She didn’t have much time left.

She was awake, though, and fully alert when Kelly entered the room.

“Jack said he called to tell you what happened,” Kelly said without greeting or preamble. She and her mother were way beyond the niceties.

Her mother nodded. “He told me. It doesn’t make a difference.”

“It does make a difference. Caleb isn’t guilty of this after all. Our whole plan to seek justice can’t go anywhere now. I told Jack to call the whole thing off.”

“I know you did.” Her mother’s voice was thin and brittle. “But you’re not the only decision maker here.”

“I know that.” Kelly sighed and rubbed her face, feeling so tired she could barely keep her eyes open. It was like the last three months, the last seventeen years, had finally caught up with her, leaving her with no energy at all. “I don’t want to do anything, though.”

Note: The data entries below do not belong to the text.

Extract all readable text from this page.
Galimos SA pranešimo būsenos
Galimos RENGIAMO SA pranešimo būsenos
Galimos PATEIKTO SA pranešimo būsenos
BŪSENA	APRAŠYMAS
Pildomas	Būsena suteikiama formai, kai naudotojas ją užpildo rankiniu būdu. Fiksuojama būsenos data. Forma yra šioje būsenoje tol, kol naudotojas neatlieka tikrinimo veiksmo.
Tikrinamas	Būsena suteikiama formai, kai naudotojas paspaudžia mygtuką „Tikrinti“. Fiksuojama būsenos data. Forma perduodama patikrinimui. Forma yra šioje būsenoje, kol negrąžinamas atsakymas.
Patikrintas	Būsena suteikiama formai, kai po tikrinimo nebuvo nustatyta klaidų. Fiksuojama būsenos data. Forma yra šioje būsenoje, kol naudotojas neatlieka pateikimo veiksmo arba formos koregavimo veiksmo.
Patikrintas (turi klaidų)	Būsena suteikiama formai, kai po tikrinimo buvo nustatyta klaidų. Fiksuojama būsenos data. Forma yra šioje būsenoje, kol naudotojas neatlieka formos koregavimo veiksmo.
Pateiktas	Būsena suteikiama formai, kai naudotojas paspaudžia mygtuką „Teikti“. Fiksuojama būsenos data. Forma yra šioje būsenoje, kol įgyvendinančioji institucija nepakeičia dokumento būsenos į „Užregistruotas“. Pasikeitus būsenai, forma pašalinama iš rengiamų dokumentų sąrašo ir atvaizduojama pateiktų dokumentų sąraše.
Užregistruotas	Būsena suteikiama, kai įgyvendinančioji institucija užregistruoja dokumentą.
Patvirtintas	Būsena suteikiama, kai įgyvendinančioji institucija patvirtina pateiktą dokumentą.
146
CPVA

“That’s because you fell for him, like a silly girl, but I’m not so blinded by feelings or hormones or whatever it is. Caleb Marshall has never been anything but a cold, selfish bastard, and I can still make him pay for that.”

“He didn’t kill Dad. I heard the phone calls. It was Earnest. And he’s dead—beyond the scope of our vengeance now.”

“Someone has to pay for it.” That had been her mother’s refrain all along. It had turned her into this driven, obsessive, pitiless creature. She hadn’t always been like this. Grief and injustice had twisted her into it.

Kelly released another long breath. “Someone has paid for it. You and I have paid for it. For way too long now. I’d like to…I’d like for us to stop, and only we can make that happen.”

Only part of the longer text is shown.